Health insurance exchanges are the centerpiece of the private health insurance reforms of the Affordable Care Act of 2010 (ACA). If they function as planned, these exchanges will expand health insurance coverage, improve the quality of such coverage and perhaps of health care itself, and reduce costs. Previous attempts at creating health insurance exchanges, however, enjoyed only mixed results. As part of successfully implementing the new exchanges, the U.S. Department of Health and Human Services (HHS) and the states must address issues that undermined the earlier attempts. These issues are:
- Adverse selection. It is absolutely necessary that exchanges be protected against adverse selection (the disproportionate purchase of health insurance by the least healthy individuals)—especially because, under the ACA, small-group and nongroup insurance options remain available outside the exchanges. However, a number of provisions of the ACA level the playing field inside and outside the exchange, and weaken incentives for adverse selection. These protections can also be enhanced by the states.
- Numbers of participants. Exchanges that include large numbers of enrollees, as well as a high percentage of the total number of enrollees who are participating in the entire insurance market, offer greater market power, economies of scale, more stable risk pools, and stronger protection against adverse selection. The ACA offers opportunities for expanding risk pools, which should be fully exploited.
- Market coverage and structure. The ACA permits both the combination and separation of small-group and nongroup risk pools and exchanges. It also allows the creation of regional or subsidiary exchanges. The advantages and disadvantages of pursuing these options must be carefully weighed.
- Choice without complexity. The exchange model created by the ACA presents consumers with structured choices. An important implementation decision will be whether to further structure choices or, alternatively, to offer maximum choice and flexibility within the constraints of the ACA.
- Transparency and disclosure. The ACA contains numerous provisions designed to maximize transparency and disclosure. Putting these requirements into operation will be one of the Act’s most important implementation tasks.
- Competition. The exchanges are intended to increase competition among insurers and focus that competition on value and price. A number of provisions of the ACA should help to facilitate this objective.
- Administrative costs. The ACA requires exchanges to fulfill a number of administrative functions that will add to their costs. Exchanges must find ways to reduce such internal costs, as well as the administrative costs to insurers and employers, if they are to offer better value to enrollees.
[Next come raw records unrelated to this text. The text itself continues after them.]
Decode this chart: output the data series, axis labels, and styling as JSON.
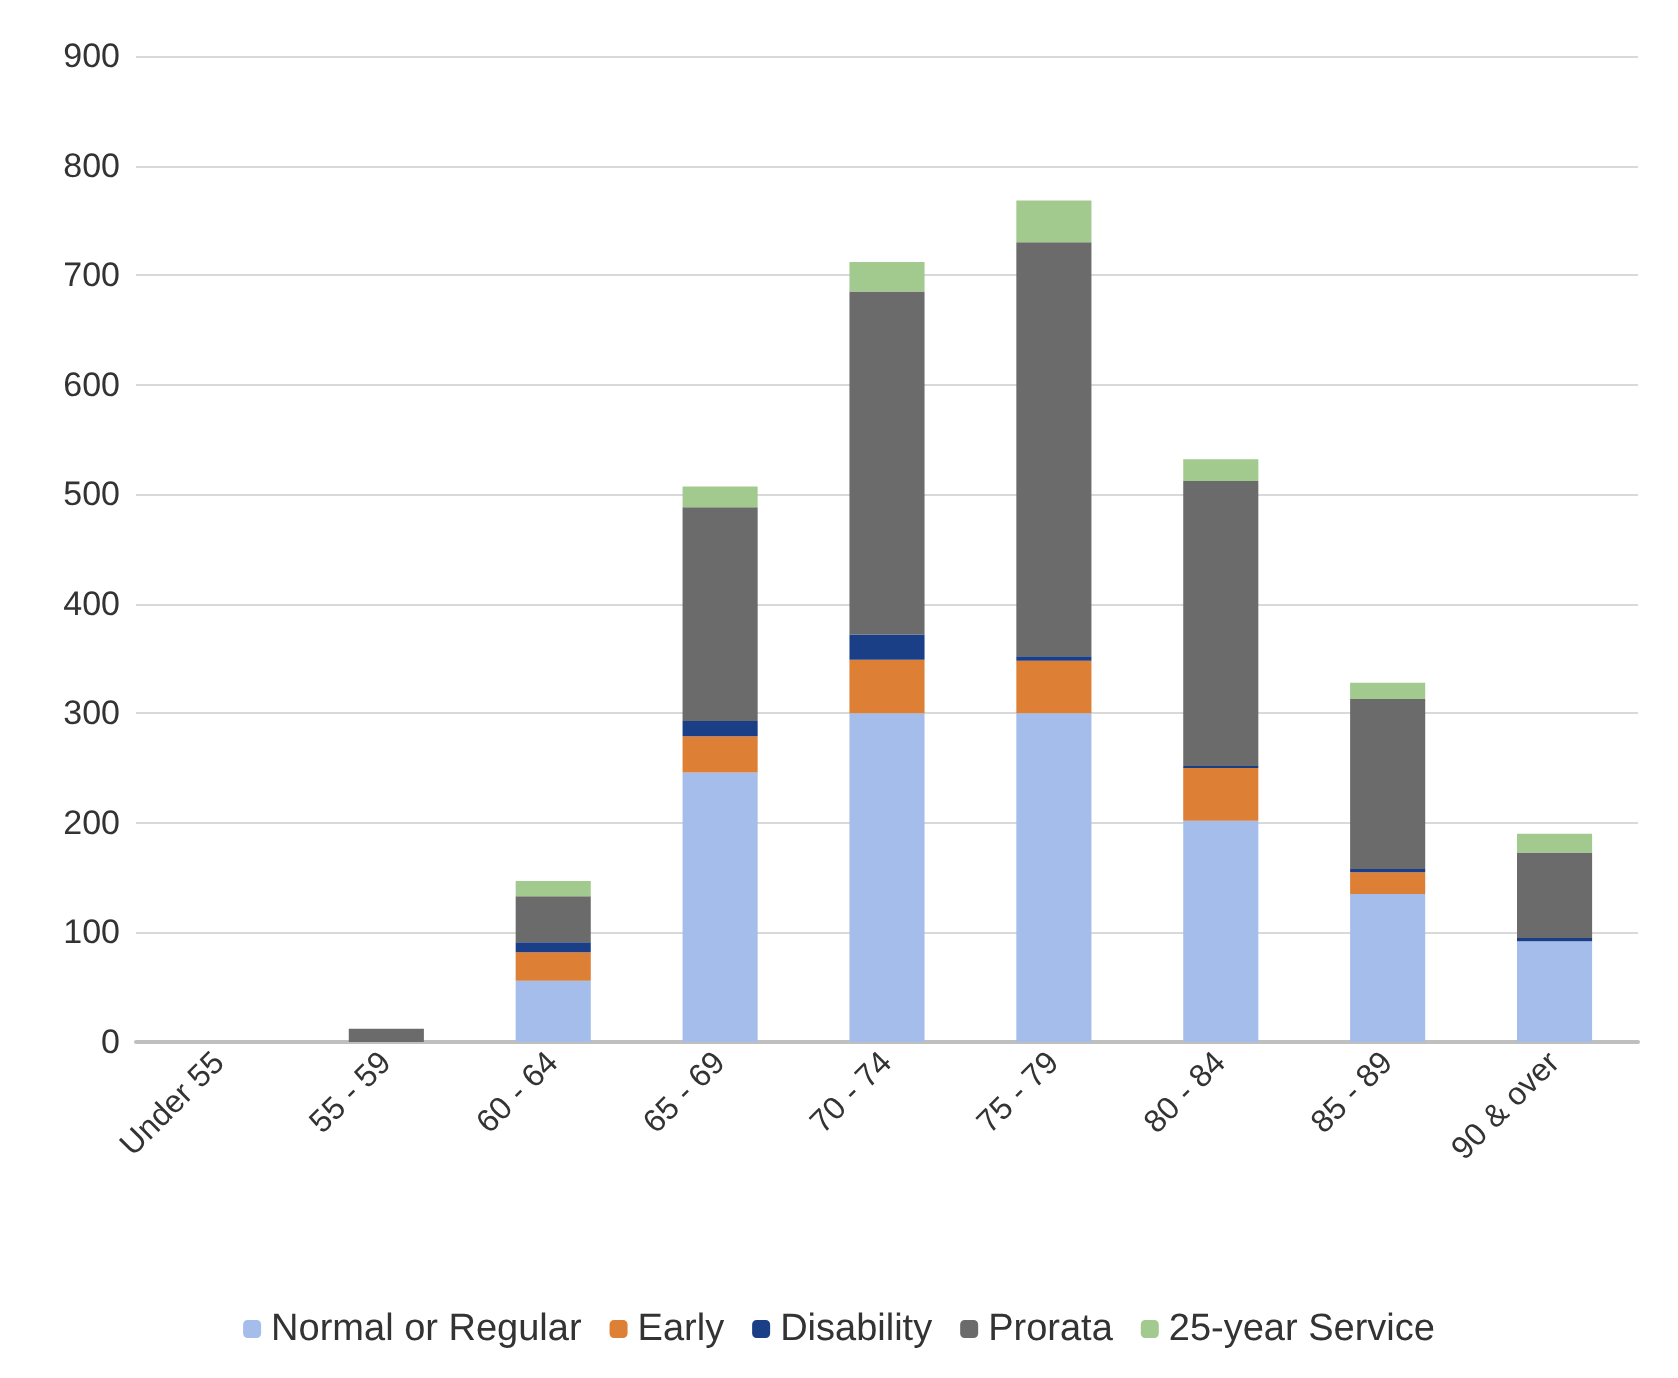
{
  "chart_data": {
    "type": "bar",
    "stacked": true,
    "categories": [
      "Under 55",
      "55 - 59",
      "60 - 64",
      "65 - 69",
      "70 - 74",
      "75 - 79",
      "80 - 84",
      "85 - 89",
      "90 & over"
    ],
    "series": [
      {
        "name": "Normal or Regular",
        "color": "#a4bdea",
        "values": [
          0,
          0,
          56,
          246,
          300,
          300,
          202,
          135,
          92
        ]
      },
      {
        "name": "Early",
        "color": "#dd7f35",
        "values": [
          0,
          0,
          26,
          33,
          49,
          48,
          48,
          20,
          0
        ]
      },
      {
        "name": "Disability",
        "color": "#1a3f87",
        "values": [
          0,
          0,
          9,
          14,
          23,
          4,
          2,
          3,
          3
        ]
      },
      {
        "name": "Prorata",
        "color": "#6b6b6b",
        "values": [
          0,
          12,
          42,
          195,
          313,
          378,
          260,
          155,
          78
        ]
      },
      {
        "name": "25-year Service",
        "color": "#a2c98e",
        "values": [
          0,
          0,
          14,
          19,
          27,
          38,
          20,
          15,
          17
        ]
      }
    ],
    "ylim": [
      0,
      900
    ],
    "yticks": [
      0,
      100,
      200,
      300,
      400,
      500,
      600,
      700,
      800,
      900
    ],
    "grid": "y",
    "legend": "bottom"
  }
}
- Market or regulator? The ACA delegates to exchanges a number of regulatory responsibilities. Exchanges must certify health plans for participation and can exercise regulatory authority through this power. An important implementation choice will be whether exchanges should, on the one hand, maximize plan participation by minimizing certification requirements or, on the other hand, use their certification authority to limit exchange participation to high-value plans.
- Administering subsidies and mandates. The exchanges will play important roles in establishing insurance affordability, administering cost-sharing subsidies, and serving as a gateway to other public programs. It is particularly important that exchanges coordinate seamlessly with other public programs because participants will often move back and forth between an exchange, Medicaid, and the Children's Health Insurance Program (CHIP).
- State, regional, or national exchanges? Although the ACA favors the creation of state exchanges, it also confers authority to create a federal exchange as well as a multistate insurance program, and it provides for the possibility of regional exchanges. Important policy choices will need to be made concerning which avenues particular states should pursue and how the federal government should react to state action—or inaction.
- Governance. The ACA provides very little guidance as to how exchanges should be governed. HHS and the states must carefully consider how the entities that govern exchanges should be structured and how they relate to other state and to federal institutions.
- Relationships with employers. Although exchanges must be employer-friendly if they are to succeed, the ACA offers little guidance in this regard. Such relationships nevertheless need to be a major focus of implementation efforts.
- Cost control. Exchanges have been sold as a mechanism for moderating the growth of health insurance costs. Achieving this objective will only be possible if exchanges are implemented so as to maximize competition, choice, and participation and to minimize administrative cost and adverse selection.